Fotografia di anonimo, villaggio di Degh, Armenia meridionale, 1990. La foto ritrae una simpatica (si fa per dire) vecchietta di 106 anni con un fucile d’assalto in mano. La signora di veneranda età ha in mano un AK-47 e difende la sua abitazione. Ma da chi? Da cosa? Per capire al meglio ciò dobbiamo fare un salto indietro di 70 anni rispetto all’anno della fotografia.
Ci troviamo, come facilmente deducibile, in un contesto di guerra. Della guerra del Nagorno-Karabakh, che insanguinò il confine tra Armenia e Azerbaijan per diversi anni nel corso dei ’90. Ma per capire bene dobbiamo partire dagli anni ’20, quando il governo sovietico istituì una regione autonoma abitata al 95% da armeni: la regione appunto del Nagorno-Karabakh.

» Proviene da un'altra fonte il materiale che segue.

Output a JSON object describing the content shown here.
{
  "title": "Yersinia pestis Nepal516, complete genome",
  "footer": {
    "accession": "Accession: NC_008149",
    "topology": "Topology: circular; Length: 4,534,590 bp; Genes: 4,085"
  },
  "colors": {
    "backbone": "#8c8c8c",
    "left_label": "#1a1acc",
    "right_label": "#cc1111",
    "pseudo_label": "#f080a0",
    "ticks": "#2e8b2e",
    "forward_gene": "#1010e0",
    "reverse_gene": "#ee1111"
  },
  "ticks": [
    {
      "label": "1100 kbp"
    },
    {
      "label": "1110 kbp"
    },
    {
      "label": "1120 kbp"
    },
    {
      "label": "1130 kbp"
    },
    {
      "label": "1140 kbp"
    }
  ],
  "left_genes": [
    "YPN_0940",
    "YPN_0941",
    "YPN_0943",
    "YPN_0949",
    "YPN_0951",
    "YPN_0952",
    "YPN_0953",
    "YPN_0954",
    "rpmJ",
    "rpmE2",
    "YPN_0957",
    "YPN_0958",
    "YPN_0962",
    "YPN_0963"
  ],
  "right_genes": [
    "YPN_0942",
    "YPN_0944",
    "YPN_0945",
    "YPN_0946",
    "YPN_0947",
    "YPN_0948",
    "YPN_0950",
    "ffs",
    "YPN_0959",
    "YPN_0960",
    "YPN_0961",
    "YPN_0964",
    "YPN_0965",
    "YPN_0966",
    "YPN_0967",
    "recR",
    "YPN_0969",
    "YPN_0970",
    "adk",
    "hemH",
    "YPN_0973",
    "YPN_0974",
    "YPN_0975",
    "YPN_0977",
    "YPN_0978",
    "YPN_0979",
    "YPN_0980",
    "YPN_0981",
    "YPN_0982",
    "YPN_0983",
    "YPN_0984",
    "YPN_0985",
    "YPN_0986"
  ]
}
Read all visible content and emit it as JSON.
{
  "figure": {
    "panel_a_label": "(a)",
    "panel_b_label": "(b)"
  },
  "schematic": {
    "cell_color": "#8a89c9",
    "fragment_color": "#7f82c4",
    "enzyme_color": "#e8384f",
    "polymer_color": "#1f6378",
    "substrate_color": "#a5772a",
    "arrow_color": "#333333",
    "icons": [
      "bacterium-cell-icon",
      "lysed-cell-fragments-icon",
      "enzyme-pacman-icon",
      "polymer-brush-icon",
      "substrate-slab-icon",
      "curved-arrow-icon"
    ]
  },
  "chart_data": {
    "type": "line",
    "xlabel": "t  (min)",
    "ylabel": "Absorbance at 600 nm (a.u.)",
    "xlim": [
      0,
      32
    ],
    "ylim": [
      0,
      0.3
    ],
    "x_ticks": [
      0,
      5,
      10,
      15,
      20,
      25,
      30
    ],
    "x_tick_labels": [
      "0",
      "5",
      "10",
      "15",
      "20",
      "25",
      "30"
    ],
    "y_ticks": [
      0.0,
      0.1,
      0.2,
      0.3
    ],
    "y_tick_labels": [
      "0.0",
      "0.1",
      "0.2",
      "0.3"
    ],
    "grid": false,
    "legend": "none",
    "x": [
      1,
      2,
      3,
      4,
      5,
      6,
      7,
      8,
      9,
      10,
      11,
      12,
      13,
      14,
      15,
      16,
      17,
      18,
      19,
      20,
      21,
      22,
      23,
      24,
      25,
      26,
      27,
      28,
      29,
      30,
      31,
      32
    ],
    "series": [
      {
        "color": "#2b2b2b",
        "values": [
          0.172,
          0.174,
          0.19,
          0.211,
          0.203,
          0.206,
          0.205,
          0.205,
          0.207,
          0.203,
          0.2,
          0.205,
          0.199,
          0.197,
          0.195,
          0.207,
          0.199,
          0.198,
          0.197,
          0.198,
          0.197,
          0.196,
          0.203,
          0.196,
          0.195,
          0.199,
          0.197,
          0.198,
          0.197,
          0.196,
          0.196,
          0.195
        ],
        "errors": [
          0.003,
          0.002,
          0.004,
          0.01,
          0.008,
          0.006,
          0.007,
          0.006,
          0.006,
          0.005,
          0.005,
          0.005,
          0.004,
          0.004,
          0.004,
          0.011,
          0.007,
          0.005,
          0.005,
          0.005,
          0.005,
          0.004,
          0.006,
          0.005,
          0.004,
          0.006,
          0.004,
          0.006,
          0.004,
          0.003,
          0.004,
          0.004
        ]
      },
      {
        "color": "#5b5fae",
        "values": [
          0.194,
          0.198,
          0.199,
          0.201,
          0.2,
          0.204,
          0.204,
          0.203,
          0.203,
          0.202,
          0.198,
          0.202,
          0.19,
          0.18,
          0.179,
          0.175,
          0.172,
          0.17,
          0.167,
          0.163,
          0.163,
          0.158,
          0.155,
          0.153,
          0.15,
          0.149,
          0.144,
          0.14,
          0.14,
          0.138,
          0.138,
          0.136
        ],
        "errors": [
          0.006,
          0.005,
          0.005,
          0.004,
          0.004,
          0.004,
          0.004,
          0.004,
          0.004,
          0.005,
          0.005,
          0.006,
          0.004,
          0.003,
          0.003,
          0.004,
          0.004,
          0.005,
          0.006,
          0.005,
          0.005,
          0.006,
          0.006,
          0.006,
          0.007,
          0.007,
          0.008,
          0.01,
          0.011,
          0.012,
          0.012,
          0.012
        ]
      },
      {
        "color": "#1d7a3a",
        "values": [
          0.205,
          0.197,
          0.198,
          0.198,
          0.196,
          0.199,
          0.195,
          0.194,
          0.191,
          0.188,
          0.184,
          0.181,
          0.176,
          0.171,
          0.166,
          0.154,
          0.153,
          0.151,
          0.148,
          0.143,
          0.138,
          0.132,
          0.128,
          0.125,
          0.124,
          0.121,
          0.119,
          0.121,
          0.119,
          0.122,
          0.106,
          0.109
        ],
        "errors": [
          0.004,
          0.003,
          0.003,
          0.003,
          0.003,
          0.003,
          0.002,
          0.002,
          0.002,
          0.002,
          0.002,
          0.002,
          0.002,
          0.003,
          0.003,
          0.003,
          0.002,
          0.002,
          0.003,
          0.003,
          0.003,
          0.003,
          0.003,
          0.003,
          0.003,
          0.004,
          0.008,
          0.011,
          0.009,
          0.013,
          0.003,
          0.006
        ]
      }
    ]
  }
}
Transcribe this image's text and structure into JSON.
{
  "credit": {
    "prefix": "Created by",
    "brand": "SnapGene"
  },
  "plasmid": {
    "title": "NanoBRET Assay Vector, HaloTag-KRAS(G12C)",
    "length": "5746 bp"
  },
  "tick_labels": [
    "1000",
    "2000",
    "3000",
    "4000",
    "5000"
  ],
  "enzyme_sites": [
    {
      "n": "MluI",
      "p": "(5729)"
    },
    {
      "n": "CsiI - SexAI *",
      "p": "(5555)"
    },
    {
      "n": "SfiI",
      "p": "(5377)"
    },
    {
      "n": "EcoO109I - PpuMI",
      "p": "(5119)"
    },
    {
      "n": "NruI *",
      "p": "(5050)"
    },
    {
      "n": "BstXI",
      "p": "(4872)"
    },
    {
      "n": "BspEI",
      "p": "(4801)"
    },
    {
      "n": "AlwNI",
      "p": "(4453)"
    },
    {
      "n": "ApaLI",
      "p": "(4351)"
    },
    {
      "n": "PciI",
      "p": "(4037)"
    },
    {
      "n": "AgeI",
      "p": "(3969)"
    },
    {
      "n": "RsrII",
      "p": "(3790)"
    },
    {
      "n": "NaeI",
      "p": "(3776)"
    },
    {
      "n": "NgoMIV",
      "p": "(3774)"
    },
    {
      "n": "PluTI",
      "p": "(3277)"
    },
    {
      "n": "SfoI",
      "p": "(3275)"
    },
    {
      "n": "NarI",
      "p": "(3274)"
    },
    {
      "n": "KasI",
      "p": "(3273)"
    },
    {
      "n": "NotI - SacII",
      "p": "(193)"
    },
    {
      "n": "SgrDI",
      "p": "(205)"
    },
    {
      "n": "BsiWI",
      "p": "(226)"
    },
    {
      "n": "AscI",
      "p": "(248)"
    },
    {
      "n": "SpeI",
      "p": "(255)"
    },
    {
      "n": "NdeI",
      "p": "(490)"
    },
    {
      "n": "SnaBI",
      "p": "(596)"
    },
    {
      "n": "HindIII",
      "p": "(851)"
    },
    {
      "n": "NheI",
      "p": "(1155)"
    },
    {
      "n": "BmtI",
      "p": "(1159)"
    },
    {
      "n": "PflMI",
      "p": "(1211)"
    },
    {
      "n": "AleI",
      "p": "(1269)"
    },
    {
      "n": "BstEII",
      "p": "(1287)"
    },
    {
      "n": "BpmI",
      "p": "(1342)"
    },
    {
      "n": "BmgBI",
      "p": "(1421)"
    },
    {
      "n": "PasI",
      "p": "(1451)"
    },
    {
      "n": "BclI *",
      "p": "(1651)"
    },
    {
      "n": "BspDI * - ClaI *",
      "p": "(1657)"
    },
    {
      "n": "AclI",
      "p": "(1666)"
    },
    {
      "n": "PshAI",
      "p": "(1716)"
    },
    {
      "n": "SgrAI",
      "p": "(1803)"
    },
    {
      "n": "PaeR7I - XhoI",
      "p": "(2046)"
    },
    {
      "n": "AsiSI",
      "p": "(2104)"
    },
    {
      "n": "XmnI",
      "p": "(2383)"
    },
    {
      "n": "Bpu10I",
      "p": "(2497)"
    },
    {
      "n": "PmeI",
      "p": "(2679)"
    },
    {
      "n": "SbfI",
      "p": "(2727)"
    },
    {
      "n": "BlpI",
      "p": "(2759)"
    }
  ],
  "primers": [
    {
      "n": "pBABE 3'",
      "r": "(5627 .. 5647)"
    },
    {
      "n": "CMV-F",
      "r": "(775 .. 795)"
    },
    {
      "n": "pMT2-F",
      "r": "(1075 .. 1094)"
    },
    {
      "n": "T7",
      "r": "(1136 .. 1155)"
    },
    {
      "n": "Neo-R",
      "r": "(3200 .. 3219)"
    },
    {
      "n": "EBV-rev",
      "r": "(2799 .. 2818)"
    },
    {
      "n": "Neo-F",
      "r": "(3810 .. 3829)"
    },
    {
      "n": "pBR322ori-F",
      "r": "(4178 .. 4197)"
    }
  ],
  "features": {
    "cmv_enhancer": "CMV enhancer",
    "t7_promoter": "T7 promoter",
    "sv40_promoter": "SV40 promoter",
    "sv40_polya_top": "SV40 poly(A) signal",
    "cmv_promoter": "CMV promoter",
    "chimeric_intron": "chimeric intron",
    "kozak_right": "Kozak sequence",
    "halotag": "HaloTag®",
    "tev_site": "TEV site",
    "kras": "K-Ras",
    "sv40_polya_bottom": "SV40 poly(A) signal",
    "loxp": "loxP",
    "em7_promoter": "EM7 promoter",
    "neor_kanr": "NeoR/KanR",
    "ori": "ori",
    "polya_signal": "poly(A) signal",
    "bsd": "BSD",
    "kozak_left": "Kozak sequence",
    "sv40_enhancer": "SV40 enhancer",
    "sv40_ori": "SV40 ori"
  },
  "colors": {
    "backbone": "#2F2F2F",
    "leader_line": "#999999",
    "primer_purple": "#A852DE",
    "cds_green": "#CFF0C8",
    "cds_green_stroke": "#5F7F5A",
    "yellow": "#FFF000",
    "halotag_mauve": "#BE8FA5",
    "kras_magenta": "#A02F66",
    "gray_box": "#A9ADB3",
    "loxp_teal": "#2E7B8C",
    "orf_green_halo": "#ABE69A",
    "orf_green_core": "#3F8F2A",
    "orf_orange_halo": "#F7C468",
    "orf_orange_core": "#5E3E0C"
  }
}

La situazione da allora rimase molto tesa, fino ad arrivare agli anni del conflitto in questione (gennaio 1992 – maggio 1994). A questa data infatti l’Armenia controllava l’intera regione e in più un buon 20% di territorio azero delle vicinanze. Tutti ingredienti fibrillanti per una ricetta esplosiva. A questo scontro ne seguirono altri, l’ultimo dei quali è “terminato” da poco.
Da quando Stalin aveva assegnato la regione al controllo dell’Azerbaijan, nel 1921, le rivendicazioni armene non cessarono mai. La situazione si infuocò però soprattutto dopo il crollo dell’URSS negli anni ’90, quando, come detto in precedenza, divenne un vero e proprio conflitto armato. Dopo questo punto di non ritorno iniziarono chiaramente gli sfollamenti. Nessuno voleva i nemici in casa propria.
Oltre 230.000 armeni andarono via dall’Azerbaijan e oltre 800.000 azeri fuggirono dal Nagorno-Karabakh e dall’Armenia. La signora protagonista dello scatto odierno fa sicuramente parte del primo gruppo. Di quegli armeni che videro minacciate le proprie case. Ma, arrivata a quell’età, poco aveva più da perdere e decise di difendere con ogni mezzo la sua abitazione. Tutto ciò che aveva al mondo.
Lo scatto diventa un simbolo di un conflitto che va avanti da oltre 100 anni e che recentemente sembrava riaprirsi e anche aspramente. Come spesso accade è una figura sopra le righe e fuori dagli schemi a rappresentare queste situazioni. In questo caso si tratta di un’anziana signora e non di un giovane soldato. L’impatto emotivo è sicuramente molto forte.